Monday, December 28, 2009

So you don't want to go to church anymore....Review and thoughts

I just finished reading a thought provoking novel by Jake Colsen, "So you don't want to go to church anymore."
The book highlights a made up pastor named Jake how is struggling with ministry, even though he is leading a huge evangelical congregation. In these struggles he meets a man named John that leads him on a journey to "experience" a life following Jesus that is separate from the church. Eventually he leaves his pastoral position, is part of a house church, and has an enlightening Jesus filled life.
This book reveals some glaring issues within the pastoral ministry and ministry within the church. Jake was feeling empty because much of what he was doing was guilting individuals to serve on church boards while he was trying to impress everyone with technology and flashy music. And what was lost was Christ. People were remember the rules (worship only on Sunday, memorizing Bible verses, serving on boards, coming to church on time) and forgetting the love and grace of Jesus.

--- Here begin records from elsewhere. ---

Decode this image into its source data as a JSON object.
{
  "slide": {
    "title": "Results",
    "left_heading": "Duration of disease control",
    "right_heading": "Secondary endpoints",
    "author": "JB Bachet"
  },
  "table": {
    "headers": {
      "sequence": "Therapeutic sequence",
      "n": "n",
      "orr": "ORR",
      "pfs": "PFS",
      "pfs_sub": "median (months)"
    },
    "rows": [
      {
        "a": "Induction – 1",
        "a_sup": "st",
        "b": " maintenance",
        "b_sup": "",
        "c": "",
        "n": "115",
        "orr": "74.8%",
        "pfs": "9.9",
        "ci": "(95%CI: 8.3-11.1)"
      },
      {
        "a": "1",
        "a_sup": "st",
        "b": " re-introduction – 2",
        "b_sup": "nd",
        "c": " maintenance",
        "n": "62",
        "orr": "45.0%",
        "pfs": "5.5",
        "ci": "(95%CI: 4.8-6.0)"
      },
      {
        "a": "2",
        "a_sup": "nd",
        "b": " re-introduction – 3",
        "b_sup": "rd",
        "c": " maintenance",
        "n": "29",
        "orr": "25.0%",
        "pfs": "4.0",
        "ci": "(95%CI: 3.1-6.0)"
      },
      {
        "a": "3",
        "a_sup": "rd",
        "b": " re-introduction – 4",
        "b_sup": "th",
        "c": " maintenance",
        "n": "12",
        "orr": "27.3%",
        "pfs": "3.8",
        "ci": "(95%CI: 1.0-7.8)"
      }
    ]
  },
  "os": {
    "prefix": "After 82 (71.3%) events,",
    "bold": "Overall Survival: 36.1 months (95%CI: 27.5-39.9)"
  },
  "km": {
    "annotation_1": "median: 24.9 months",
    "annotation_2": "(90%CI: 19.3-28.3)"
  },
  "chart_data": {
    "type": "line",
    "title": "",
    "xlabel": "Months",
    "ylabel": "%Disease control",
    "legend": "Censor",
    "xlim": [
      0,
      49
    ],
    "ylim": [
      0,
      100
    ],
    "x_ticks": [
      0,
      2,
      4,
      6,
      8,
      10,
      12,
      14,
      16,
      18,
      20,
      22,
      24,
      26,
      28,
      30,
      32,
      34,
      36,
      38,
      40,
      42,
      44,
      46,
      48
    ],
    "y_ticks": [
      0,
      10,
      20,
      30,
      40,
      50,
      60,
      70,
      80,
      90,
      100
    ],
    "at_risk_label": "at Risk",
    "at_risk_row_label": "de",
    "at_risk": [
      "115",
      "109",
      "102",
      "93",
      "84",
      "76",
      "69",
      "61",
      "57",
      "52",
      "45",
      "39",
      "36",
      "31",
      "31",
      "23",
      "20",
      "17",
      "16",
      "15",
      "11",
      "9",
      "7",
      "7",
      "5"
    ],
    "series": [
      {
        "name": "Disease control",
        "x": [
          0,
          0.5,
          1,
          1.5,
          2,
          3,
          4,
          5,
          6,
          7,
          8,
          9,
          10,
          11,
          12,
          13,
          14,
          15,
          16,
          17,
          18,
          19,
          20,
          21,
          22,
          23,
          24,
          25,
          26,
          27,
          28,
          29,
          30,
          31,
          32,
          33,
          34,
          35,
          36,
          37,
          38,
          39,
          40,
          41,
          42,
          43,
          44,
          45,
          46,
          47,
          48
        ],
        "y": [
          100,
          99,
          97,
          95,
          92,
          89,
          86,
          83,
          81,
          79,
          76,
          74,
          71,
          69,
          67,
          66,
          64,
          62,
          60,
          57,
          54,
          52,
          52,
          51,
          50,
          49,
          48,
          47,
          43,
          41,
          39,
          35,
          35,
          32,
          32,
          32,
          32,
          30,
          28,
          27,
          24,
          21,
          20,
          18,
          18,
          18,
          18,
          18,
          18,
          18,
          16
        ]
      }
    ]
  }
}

This is a big concern even within our Lutheran circles. We often try to "fill" boards, ask for volunteers, organize activities, all the while people aren't desiring to grow in faith, but keep busy. Many people end up burned out, especially pastors, and the moment they are off the board they run away or go to another church due to more programs or nicer people. This is a MAJOR problem in all of our churches. When people discuss faith do they mention Jesus or the number of boards they served on. This struggle is a vital one for all churches to admit. Are we promoting churchianity or Christianity?

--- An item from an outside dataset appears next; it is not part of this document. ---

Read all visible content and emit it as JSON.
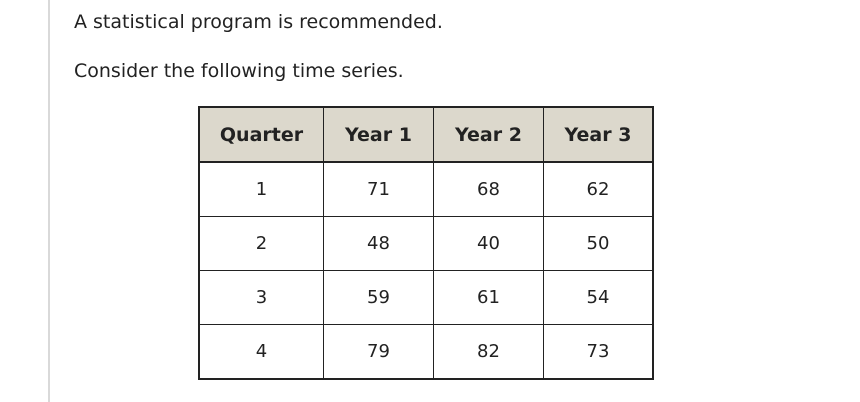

However, this is where things go very bad in the book. The ending solution was basically discounting the church insitution as a simply an institution without Christ. The pastor ends up leaving the church and promotes an experience of disorganized groups as a better alternative. Now, I must admit this is quite tempting at times. There are only so many church meetings one can attend before a house church with no rules seems awfly nice. Yet, the church is not all meetings or rules, but the means by which His gifts are given. Specifically the gift of the Gospel and Sacraments. Do we overdo our workload for the sake of looking busy? All the time. However, we don't need to get rid of the whole church system, but bring our churches to look to Jesus.
This might mean less meetings, it might mean less "fellowship" gatherings, it might mean more Bible study, it might mean more prayer, it might mean more offerings of the Lord's Supper, but it doesn't mean getting rid of all that the church has to offer.